Robert: Do you ever worry about charges/issues of cultural appropriation?

Krista:
Any charge against culture appropriation would be valid and invalid at the same time. I am white (nearly translucent white, in fact). However, several members of my extended family are Métis. I feel that I am writing a family story as much as a historical fantasy. On top of that, I think it’s important to be able to write about different kinds of peoples, cultures, and traditions. It would be no different if I wrote about the ancient Greeks, or Jews during WW2.

Robert: Some of your work has some pretty violent imagery in it. How have audiences reacted to that?

Krista: Right now, I have a fantasy novel for consideration at a publisher and another science fiction novel nearing completion. Both are quite dark and violent. My beta readers (and, even slush readers) have commented how they felt the violence always fell on the edge but never went into the “gore porn” that some pieces fall into.

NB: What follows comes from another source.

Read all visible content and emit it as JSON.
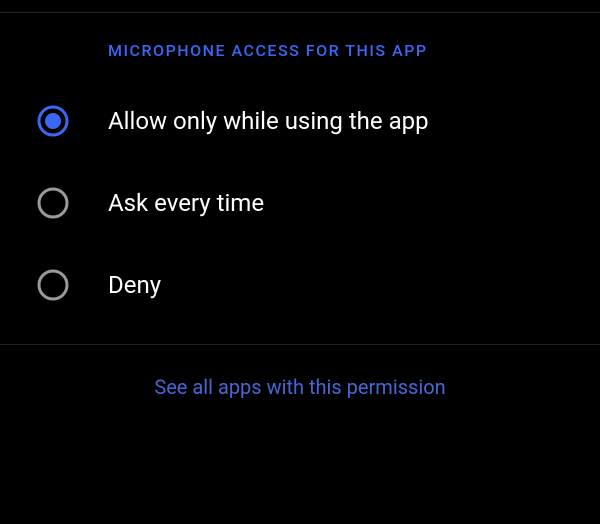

But here’s the interesting thing. Out of my published and unpublished works, I have had far more stink kicked up over sexual orientation, sex, and alcohol use. In “Space Sucks” (a short story in Bardic Tales and Sage Advice II), I had several people tell me that they didn’t like that a woman was an alcoholic in the story — “women don’t drink like that.” Others have commented on Bearclaw in “Harvest Moon” being bisexual, saying that bisexual people didn’t exist before the modern era (clearly, they’ve never read ancient Greek poetry).

Robert: You're kidding me! People actually said that? Because a lot of plains cultures had quite specific, culturally acceptable roles for gays, so bisexual is hardly a stretch. Indeed, there's a lot of cultural anthropology to suggest that bisexuality was only problematic to a minority of Western cultures. So it's hard to think anyone would object to that in a story about pre-contact native cultures.

Krista: The total amount of bisexuality talk in "Harvest Moon" consists of probably 30 /11000 words total. Two of my reviews have already put a “bisexual references” warning. Then, I get an email who said that he was very bothered by the fact that one of the character was not straight. He also said it was a really good story, other than the “gay thing.”

It’s odd that brutal, graphic violence decapitation of toddlers and having them nailed to a doorpost is fine; but anything outside of rigid gender roles and expectations are not. It’s weird.

However, nothing has made me as happy as the first piece of hate mail arrived last week. I still show it off proudly and think I might frame it. It was like being in high school again, only with better fashion sense.

Robert:
What do you hope readers will take away with them from reading your work?

Krista:
I really just want people to forget their lives for a few hours and sink into the worlds that I’ve created. For the light-hearted stories (i.e. "Flying Kite, Crashing Ship"), I want to make people laugh. For the more serious works, I want people to feel that they could live another person’s life for a few hours. I don’t want anything more complicated than that, really.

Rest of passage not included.